Contohnya adalah carita wayang (cerita pewayangan) yang bercerita tentang kisah-kisah para
dewa dan tokoh-tokoh pewayangan yang diadaptasi ke dalam bahasa Sunda, seperti carita
Panji atau carita Parahyangan.
Sastra Jawa
Sastra Jawa memiliki banyak genre, seperti tembang, gending, pupuh, serta babad. Selain itu,
sastra Jawa juga mencerminkan nilai-nilai kearifan lokal yang diwariskan secara turun-
temurun, seperti pepatah, pantun, dan kidung. Contohnya adalah babad Tanah Jawi yang
bercerita tentang sejarah Jawa, serta kidung yang merupakan puisi yang menceritakan tentang
kisah-kisah legendaris dalam kehidupan sehari-hari.
Sastra Bali
Sastra Bali mencerminkan budaya dan kearifan lokal masyarakat Bali. Contohnya adalah
wayang kulit yang memperlihatkan adanya pengaruh kebudayaan Hindu-Budha pada
masyarakat Bali. Selain itu, juga terdapat jenis-jenis puisi seperti kakawin dan kidung, serta
babad dan serat yang menceritakan sejarah dan kisah-kisah tentang masyarakat Bali.
Sastra Minangkabau
Sastra Minangkabau mencerminkan budaya dan kearifan lokal masyarakat Minangkabau.
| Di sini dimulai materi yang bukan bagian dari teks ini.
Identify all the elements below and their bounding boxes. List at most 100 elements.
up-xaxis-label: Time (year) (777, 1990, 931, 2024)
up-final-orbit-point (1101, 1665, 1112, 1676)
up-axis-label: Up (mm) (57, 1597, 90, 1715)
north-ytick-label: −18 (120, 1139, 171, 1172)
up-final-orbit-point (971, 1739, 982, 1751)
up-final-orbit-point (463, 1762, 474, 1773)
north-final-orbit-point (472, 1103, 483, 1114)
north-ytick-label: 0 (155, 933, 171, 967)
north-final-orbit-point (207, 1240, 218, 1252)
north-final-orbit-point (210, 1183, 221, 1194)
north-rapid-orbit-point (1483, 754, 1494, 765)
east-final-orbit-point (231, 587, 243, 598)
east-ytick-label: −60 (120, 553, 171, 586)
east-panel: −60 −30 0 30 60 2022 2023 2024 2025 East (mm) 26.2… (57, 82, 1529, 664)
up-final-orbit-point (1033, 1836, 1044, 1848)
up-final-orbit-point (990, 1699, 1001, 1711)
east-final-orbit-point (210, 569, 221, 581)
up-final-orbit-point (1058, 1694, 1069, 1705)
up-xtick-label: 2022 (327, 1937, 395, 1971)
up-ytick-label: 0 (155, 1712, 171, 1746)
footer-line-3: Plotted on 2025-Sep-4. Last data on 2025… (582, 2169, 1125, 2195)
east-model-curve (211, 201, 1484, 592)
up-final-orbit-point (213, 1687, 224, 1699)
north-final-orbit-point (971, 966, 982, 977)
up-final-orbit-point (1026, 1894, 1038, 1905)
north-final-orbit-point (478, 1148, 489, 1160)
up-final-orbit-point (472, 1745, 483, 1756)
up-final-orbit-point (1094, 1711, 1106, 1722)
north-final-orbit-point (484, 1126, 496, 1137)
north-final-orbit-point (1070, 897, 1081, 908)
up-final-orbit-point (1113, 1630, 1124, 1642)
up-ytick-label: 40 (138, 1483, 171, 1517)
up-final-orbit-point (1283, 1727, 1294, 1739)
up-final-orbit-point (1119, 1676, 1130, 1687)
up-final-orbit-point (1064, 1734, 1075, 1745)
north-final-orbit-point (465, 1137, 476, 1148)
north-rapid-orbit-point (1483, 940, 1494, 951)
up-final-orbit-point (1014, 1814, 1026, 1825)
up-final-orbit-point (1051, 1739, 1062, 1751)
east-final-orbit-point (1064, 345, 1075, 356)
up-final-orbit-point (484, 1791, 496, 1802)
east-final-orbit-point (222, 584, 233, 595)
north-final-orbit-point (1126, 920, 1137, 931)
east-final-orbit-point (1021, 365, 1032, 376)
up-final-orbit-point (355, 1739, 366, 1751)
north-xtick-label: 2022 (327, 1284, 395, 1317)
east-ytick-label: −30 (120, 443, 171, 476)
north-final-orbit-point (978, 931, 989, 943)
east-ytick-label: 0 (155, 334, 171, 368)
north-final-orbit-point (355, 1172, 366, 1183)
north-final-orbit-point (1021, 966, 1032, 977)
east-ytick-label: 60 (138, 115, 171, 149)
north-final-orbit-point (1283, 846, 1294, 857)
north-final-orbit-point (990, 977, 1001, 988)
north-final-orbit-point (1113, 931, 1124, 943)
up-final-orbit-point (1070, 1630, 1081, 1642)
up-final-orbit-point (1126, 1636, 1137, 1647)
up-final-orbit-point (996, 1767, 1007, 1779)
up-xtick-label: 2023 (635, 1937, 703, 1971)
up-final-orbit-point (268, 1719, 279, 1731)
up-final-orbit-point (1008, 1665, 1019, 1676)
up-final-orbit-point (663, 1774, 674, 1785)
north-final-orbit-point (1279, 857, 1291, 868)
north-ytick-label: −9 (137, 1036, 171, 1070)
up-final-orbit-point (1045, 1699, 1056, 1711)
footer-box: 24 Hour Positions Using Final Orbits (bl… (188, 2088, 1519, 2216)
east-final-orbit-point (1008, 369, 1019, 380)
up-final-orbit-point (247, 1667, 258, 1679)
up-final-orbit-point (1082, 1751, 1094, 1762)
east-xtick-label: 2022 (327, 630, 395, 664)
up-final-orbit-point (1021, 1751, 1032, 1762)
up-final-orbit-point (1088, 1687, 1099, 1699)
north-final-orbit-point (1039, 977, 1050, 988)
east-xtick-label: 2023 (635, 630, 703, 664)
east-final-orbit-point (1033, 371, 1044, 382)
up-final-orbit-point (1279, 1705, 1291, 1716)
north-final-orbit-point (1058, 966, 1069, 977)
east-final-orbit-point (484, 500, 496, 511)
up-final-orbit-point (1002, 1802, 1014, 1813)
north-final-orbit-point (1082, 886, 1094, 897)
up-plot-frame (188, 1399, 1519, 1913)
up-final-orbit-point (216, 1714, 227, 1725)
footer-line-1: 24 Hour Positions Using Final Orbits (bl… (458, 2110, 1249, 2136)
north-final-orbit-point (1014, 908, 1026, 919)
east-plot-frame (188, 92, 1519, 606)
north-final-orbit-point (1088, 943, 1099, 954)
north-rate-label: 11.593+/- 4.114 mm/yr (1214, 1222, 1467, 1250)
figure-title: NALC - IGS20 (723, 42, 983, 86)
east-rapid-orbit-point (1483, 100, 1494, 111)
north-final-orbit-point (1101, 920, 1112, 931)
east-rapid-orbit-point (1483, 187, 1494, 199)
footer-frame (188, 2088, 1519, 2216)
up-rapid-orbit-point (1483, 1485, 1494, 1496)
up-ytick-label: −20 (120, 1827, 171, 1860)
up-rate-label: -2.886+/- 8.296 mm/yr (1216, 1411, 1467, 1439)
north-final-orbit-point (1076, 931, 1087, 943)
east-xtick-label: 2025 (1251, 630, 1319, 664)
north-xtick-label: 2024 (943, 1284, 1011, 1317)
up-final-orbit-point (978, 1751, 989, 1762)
Contohnya adalah pantun, yang merupakan puisi dengan bentuk empat baris dan cenderung
berisi nasihat atau kritikan, serta dalam cerita rakyat seperti Malin Kundang atau Bujang
Sambilan.
Dengan demikian, sastra daerah memiliki warna lokal yang khas, baik dalam hal bahasa,
budaya, tradisi, serta kearifan lokal. Hal ini dapat menjadi sumber inspirasi bagi
perkembangan sastra di Indonesia serta memperkaya kekayaan budaya bangsa.